51 research outputs found
Recommended from our members
High Performance Silicon Photonic Interconnected Systems
Advances in data-driven applications, particularly artificial intelligence and deep learning, are driving the explosive growth of computation and communication in today’s data centers and high-performance computing (HPC) systems. Increasingly, system performance is not constrained by the compute speed at individual nodes, but by the data movement between them. This calls for innovative architectures, smart connectivity, and extreme bandwidth densities in interconnect designs. Silicon photonics technology leverages mature complementary metal-oxide-semiconductor (CMOS) manufacturing infrastructure and is promising for low cost, high-bandwidth, and reconfigurable interconnects. Flexible and high-performance photonic switched architectures are capable of improving the system performance. The work in this dissertation explores various photonic interconnected systems and the associated optical switching functionalities, hardware platforms, and novel architectures. It demonstrates the capabilities of silicon photonics to enable efficient deep learning training.
We first present field programmable gate array (FPGA) based open-loop and closed-loop control for optical spectral-and-spatial switching of silicon photonic cascaded micro-ring resonator (MRR) switches. Our control achieves wavelength locking at the user-defined resonance of the MRR for optical unicast, multicast, and multiwavelength-select functionalities. Digital-to-analog converters (DACs) and analog-to-digital converters (ADCs) are necessary for the control of the switch. We experimentally demonstrate the optical switching functionalities using an FPGA-based switch controller through both traditional multi-bit DAC/ADC and novel single-wired DAC/ADC circuits. For system-level integration, interfaces to the switch controller in a network control plane are developed. The successful control and the switching functionalitiesachieved are essential for system-level architectural innovations as presented in the following sections.

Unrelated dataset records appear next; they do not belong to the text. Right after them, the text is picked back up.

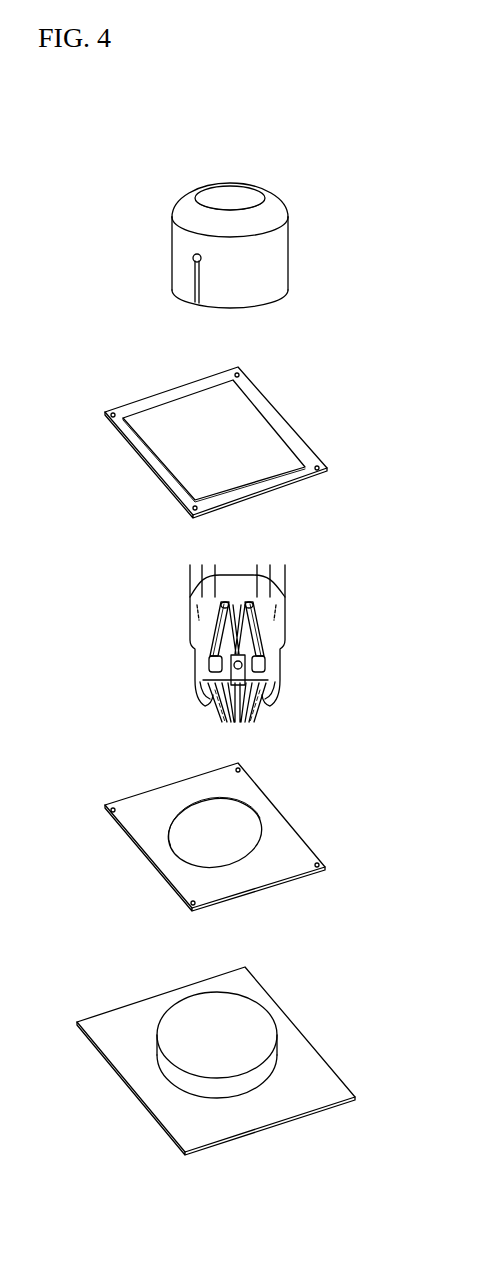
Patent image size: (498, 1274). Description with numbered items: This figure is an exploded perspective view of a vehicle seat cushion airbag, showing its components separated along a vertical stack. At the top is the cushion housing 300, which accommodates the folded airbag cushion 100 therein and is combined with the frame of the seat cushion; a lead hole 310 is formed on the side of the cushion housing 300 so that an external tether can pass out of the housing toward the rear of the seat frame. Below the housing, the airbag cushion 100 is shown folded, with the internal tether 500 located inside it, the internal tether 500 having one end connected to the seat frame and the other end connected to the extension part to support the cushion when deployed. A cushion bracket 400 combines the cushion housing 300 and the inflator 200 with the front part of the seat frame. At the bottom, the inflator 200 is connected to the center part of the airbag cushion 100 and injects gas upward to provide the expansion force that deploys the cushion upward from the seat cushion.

The airbag cushion 100 is at (219, 643).
The inflator 200 is at (310, 1060).
The cushion housing 300 is at (247, 178).
The lead hole 310 is at (193, 258).
The cushion bracket 400 is at (290, 437).
The internal tether 500 is at (263, 650).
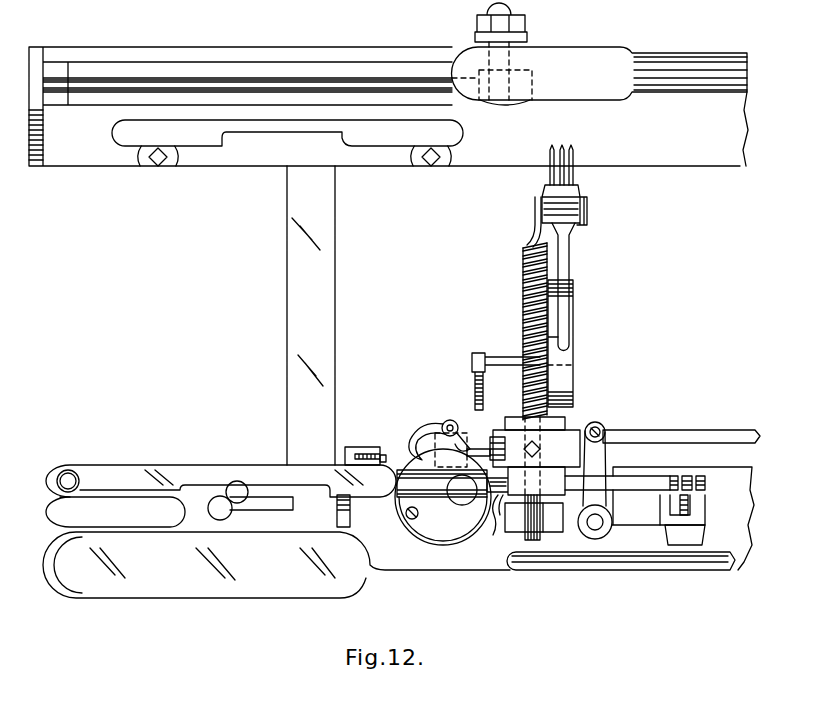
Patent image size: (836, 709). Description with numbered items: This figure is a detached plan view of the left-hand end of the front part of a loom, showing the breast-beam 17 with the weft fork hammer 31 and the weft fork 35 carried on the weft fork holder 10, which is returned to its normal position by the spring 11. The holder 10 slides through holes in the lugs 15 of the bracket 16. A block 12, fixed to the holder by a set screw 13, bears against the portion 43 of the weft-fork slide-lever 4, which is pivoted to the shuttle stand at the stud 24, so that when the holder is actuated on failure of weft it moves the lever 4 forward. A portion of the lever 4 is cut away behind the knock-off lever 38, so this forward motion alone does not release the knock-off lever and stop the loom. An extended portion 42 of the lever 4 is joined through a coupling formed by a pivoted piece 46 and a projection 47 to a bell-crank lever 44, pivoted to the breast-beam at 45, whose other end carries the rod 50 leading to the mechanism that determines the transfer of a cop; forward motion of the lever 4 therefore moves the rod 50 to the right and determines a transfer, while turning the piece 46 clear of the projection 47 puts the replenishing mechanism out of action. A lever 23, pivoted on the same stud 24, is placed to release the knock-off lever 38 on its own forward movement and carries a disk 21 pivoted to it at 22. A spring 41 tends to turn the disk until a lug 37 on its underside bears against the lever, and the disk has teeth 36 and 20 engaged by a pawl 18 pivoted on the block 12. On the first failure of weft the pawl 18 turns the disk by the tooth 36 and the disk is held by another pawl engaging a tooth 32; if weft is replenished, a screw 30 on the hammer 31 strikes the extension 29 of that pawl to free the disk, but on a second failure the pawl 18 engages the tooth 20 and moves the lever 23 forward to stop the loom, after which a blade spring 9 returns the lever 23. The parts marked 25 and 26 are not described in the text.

The weft-fork slide-lever 4 is at (221, 481).
The blade spring 9 is at (385, 457).
The weft fork holder 10 is at (537, 213).
The spring 11 is at (524, 291).
The block 12 is at (583, 432).
The set screw 13 is at (533, 450).
The lugs 15 is at (515, 423).
The bracket 16 is at (552, 514).
The breast-beam 17 is at (561, 562).
The pawl 18 is at (495, 439).
The tooth 20 is at (519, 517).
The disk 21 is at (443, 497).
The pivot 22 is at (456, 499).
The lever 23 is at (307, 495).
The stud 24 is at (78, 471).
The slide 25 is at (353, 447).
The pawl 26 is at (448, 421).
The extension of the pawl 29 is at (476, 448).
The screw 30 is at (483, 381).
The weft fork hammer 31 is at (560, 373).
The tooth 32 is at (451, 451).
The weft fork 35 is at (571, 259).
The tooth 36 is at (498, 517).
The lug 37 is at (404, 507).
The knock-off lever 38 is at (238, 481).
The spring 41 is at (276, 565).
The extended portion of the lever 42 is at (630, 478).
The portion of the lever 43 is at (530, 481).
The bell-crank lever 44 is at (598, 500).
The pivot 45 is at (603, 521).
The coupling piece 46 is at (690, 502).
The projection 47 is at (690, 512).
The rod 50 is at (722, 437).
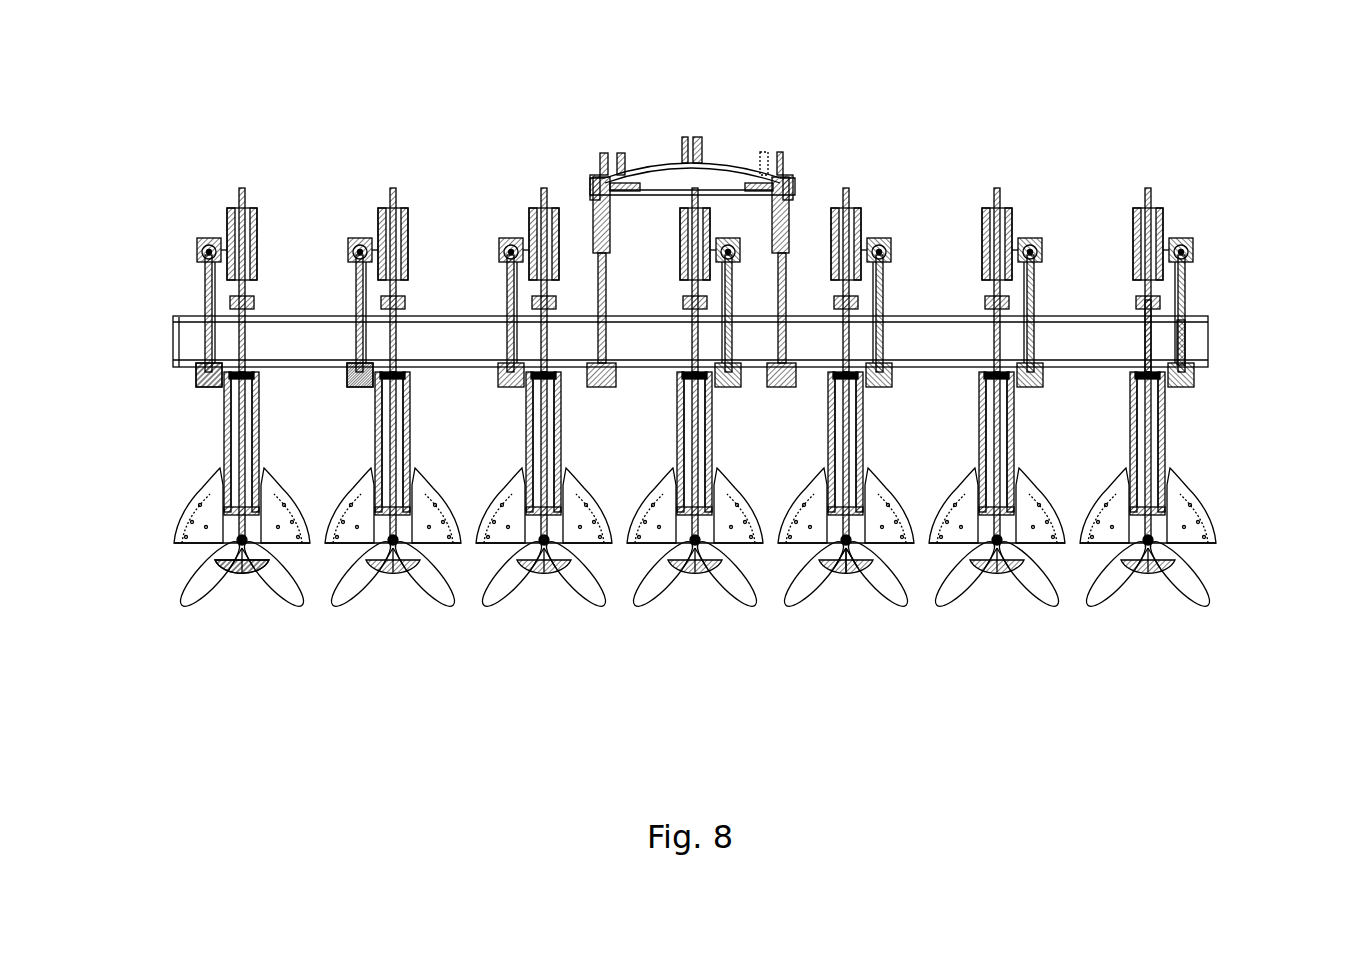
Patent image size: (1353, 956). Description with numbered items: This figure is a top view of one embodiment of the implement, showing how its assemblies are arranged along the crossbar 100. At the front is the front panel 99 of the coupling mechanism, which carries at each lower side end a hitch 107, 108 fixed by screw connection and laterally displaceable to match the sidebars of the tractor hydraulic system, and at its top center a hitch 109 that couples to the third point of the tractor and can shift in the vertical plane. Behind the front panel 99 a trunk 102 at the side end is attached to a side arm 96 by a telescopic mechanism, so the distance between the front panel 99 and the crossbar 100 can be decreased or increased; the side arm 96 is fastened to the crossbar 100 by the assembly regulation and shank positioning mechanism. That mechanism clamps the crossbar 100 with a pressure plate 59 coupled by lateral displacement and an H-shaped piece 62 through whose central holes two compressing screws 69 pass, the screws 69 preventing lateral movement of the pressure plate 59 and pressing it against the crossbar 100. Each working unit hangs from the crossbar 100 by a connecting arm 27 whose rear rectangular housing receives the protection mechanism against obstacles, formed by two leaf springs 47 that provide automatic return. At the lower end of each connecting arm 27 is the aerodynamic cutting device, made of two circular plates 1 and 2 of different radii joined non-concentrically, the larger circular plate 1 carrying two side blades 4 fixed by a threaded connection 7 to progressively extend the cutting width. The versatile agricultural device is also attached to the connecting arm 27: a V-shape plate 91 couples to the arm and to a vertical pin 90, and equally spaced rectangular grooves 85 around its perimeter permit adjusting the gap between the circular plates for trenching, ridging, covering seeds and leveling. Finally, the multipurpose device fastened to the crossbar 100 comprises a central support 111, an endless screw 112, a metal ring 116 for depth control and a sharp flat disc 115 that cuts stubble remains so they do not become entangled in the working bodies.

The circular plate 1 is at (1020, 500).
The lower circular plate 2 is at (1170, 478).
The side blades 4 is at (178, 545).
The threaded connection 7 is at (433, 578).
The connecting arm 27 is at (1140, 340).
The leaf springs 47 is at (222, 448).
The pressure plate 59 is at (190, 368).
The H-shaped piece 62 is at (198, 380).
The compressing screws 69 is at (355, 390).
The grooves 85 is at (260, 580).
The vertical pins 90 is at (1200, 547).
The V-shape plate 91 is at (848, 575).
The side arm 96 is at (605, 285).
The front panel 99 is at (732, 178).
The crossbar 100 is at (288, 342).
The trunk 102 is at (592, 200).
The hitch 107 is at (780, 160).
The hitch 108 is at (600, 152).
The hitch 109 is at (690, 135).
The central support 111 is at (1187, 343).
The endless screw 112 is at (200, 252).
The sharp flat disc 115 is at (247, 190).
The metal ring 116 is at (1140, 207).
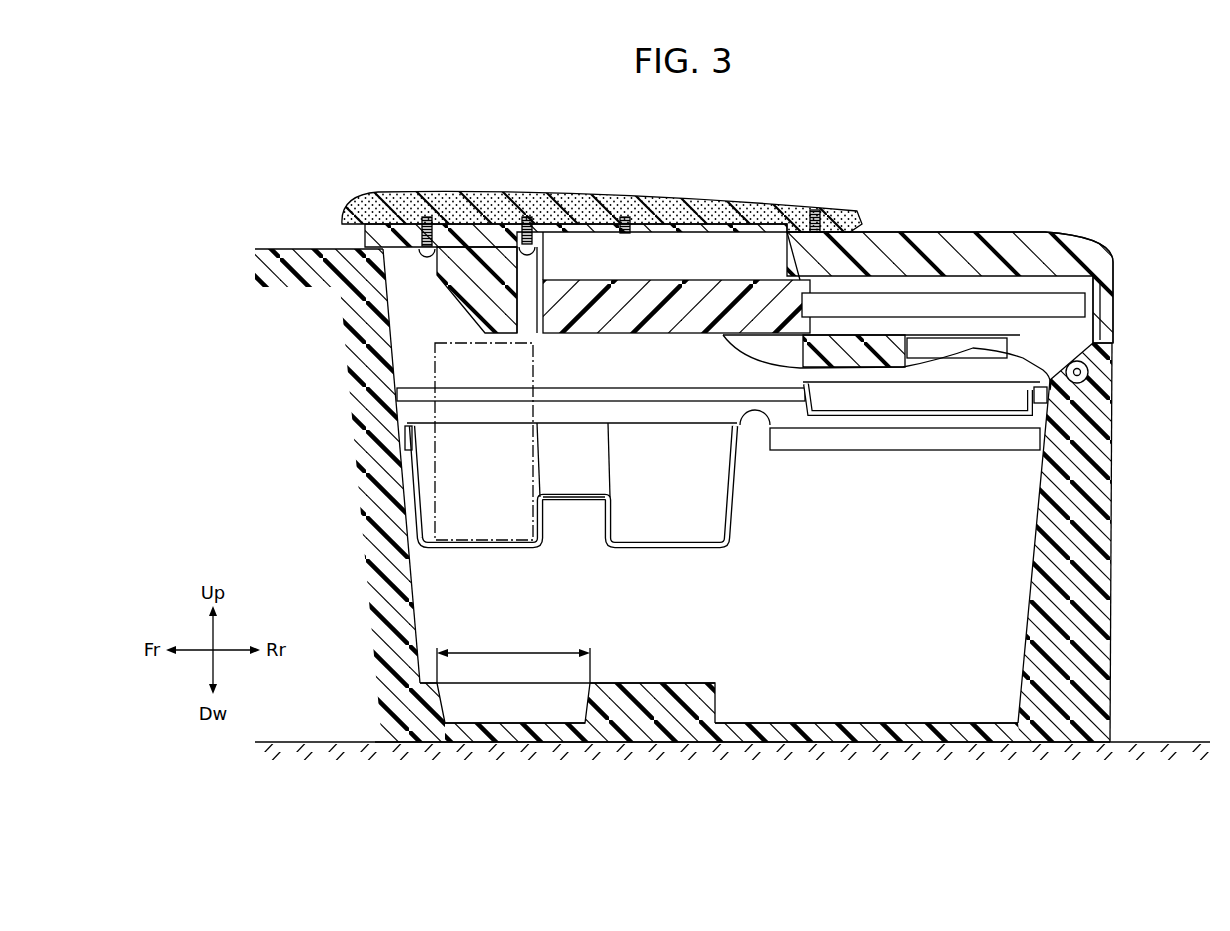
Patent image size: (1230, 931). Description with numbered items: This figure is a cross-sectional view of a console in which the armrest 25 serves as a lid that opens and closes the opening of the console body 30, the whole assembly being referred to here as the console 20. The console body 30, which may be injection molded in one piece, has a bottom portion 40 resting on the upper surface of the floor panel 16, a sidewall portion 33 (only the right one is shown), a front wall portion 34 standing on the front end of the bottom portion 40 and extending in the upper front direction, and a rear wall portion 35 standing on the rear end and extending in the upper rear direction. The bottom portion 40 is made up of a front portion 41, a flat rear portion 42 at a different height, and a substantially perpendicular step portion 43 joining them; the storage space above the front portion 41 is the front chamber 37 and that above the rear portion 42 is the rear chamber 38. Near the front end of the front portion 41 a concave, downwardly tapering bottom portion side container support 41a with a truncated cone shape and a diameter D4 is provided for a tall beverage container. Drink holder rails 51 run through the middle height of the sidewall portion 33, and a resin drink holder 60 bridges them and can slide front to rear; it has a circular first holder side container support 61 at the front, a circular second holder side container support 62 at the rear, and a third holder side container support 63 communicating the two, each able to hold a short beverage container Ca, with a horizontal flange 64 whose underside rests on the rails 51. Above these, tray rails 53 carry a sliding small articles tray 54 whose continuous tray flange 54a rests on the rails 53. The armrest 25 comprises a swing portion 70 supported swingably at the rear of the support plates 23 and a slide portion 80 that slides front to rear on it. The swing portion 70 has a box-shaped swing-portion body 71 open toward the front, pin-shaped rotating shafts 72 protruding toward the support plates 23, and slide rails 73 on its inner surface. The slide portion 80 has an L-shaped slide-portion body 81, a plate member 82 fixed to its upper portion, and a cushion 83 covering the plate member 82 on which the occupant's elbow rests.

The floor panel 16 is at (1142, 742).
The console box 20 is at (1142, 180).
The support plate 23 is at (1116, 350).
The armrest 25 is at (835, 126).
The console body 30 is at (283, 248).
The sidewall portion 33 is at (918, 648).
The front wall portion 34 is at (417, 599).
The rear wall portion 35 is at (1025, 578).
The front chamber 37 is at (584, 594).
The rear chamber 38 is at (874, 594).
The bottom portion 40 is at (660, 812).
The front portion 41 is at (653, 688).
The bottom portion side container support 41a is at (540, 723).
The rear portion 42 is at (763, 723).
The step portion 43 is at (734, 723).
The drink holder rail 51 is at (1030, 455).
The tray rail 53 is at (416, 392).
The small articles tray 54 is at (934, 417).
The tray flange 54a is at (1095, 417).
The drink holder 60 is at (737, 543).
The first holder side container support 61 is at (497, 505).
The second holder side container support 62 is at (676, 505).
The third holder side container support 63 is at (566, 500).
The flange 64 is at (758, 430).
The swing portion 70 is at (926, 226).
The swing-portion body 71 is at (1048, 240).
The rotating shaft 72 is at (1090, 373).
The slide rail 73 is at (999, 292).
The slide portion 80 is at (784, 191).
The slide-portion body 81 is at (603, 283).
The plate member 82 is at (654, 238).
The cushion 83 is at (512, 222).
The short beverage container Ca is at (433, 348).
The diameter of bottom portion side container support D4 is at (513, 655).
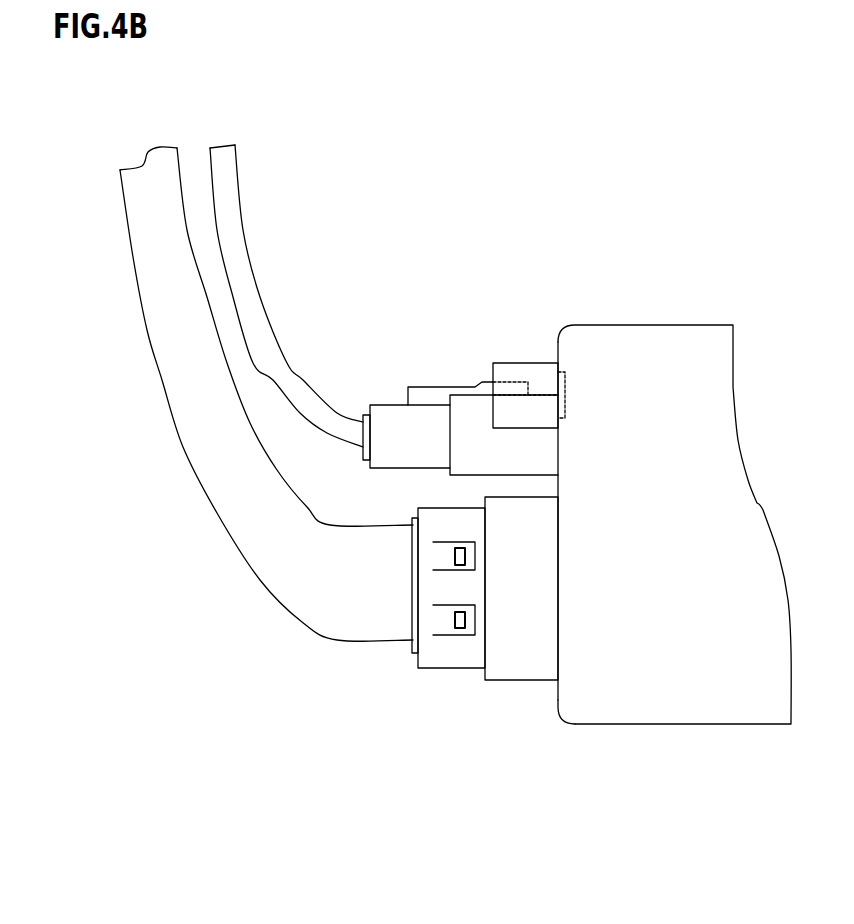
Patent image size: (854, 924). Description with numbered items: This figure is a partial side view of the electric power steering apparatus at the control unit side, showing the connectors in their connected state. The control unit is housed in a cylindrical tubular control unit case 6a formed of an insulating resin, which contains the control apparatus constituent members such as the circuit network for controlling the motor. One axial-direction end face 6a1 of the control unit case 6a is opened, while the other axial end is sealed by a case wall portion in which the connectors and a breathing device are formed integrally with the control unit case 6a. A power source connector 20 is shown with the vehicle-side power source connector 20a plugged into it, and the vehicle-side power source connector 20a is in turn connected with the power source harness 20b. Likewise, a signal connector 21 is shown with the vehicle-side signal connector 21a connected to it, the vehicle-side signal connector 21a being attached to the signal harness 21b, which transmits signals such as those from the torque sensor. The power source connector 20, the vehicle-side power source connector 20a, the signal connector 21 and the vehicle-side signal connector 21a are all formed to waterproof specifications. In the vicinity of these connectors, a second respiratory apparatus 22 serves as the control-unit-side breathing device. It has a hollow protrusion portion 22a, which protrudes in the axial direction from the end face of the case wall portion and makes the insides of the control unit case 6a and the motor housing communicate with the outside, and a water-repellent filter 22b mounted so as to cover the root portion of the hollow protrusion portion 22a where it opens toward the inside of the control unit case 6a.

The control unit case 6a is at (666, 612).
The one axial-direction end face 6a1 is at (557, 700).
The power source connector 20 is at (438, 387).
The vehicle-side power source connector 20a is at (385, 403).
The power source harness 20b is at (257, 268).
The signal connector 21 is at (523, 680).
The vehicle-side signal connector 21a is at (463, 667).
The signal harness 21b is at (302, 622).
The second respiratory apparatus 22 is at (590, 269).
The hollow protrusion portion 22a is at (513, 363).
The filter 22b is at (565, 383).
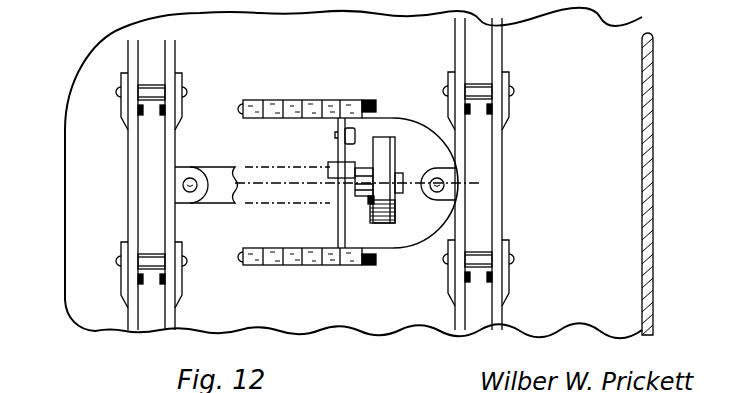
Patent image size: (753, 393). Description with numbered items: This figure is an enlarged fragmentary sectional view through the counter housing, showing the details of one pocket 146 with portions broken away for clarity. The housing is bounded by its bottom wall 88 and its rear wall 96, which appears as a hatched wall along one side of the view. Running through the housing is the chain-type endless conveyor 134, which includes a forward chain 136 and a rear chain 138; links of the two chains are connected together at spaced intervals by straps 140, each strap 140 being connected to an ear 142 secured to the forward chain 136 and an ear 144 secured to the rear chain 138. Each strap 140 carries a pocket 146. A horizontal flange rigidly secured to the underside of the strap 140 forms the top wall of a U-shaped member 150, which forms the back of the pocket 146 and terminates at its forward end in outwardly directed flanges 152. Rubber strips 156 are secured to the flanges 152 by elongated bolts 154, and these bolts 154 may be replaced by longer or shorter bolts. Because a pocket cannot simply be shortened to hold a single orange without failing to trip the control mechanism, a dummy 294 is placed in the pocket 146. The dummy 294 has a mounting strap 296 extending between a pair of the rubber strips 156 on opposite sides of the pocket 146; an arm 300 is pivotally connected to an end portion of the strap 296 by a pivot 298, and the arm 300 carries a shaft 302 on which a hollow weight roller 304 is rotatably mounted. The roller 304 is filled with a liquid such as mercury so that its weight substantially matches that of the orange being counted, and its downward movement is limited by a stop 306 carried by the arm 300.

The bottom wall 88 is at (598, 36).
The rear wall 96 is at (653, 192).
The endless conveyor 134 is at (502, 174).
The forward chain 136 is at (129, 153).
The rear chain 138 is at (501, 185).
The strap 140 is at (218, 176).
The ear 142 is at (192, 193).
The ear 144 is at (447, 195).
The pocket 146 is at (392, 249).
The U-shaped member 150 is at (386, 108).
The outwardly directed flange 152 is at (368, 100).
The elongated bolt 154 is at (242, 105).
The rubber strip 156 is at (309, 100).
The dummy 294 is at (356, 204).
The mounting strap 296 is at (338, 211).
The pivot 298 is at (335, 135).
The arm 300 is at (386, 122).
The shaft 302 is at (350, 183).
The hollow weight roller 304 is at (395, 160).
The stop 306 is at (328, 166).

Next, this thesis presents two novel photonic switched architectures using the MRR-based switches. First, a photonic switched memory system architecture was designed to address memory challenges in deep learning. The reconfigurable photonic interconnects provide scalable solutions and enable efficient use of disaggregated memory resources for deep learning training. An experimental testbed was built with a processing system and two remote memory nodes using silicon photonic switch fabrics and system performance improvements were demonstrated. The collective results and existing high-bandwidth optical I/Os show the potential of integrating the photonic switched memory to state-of-the-art processing systems. Second, the scaling trends of deep learning models and distributed training workloads are challenging network capacities in today’s data centers and HPCs. A system architecture that leverages SiP switch-enabled server regrouping is proposed to tackle the challenges and accelerate distributed deep learning training. An experimental testbed with a SiP switch-enabled reconfigurable fat tree topology was built to evaluate the network performance of distributed ring all-reduce and parameter server workloads. We also present system-scale simulations. Server regrouping and bandwidth steering were performed on a large-scale tapered fat tree with 1024 compute nodes to show the benefits of using photonic switched architectures in systems at scale.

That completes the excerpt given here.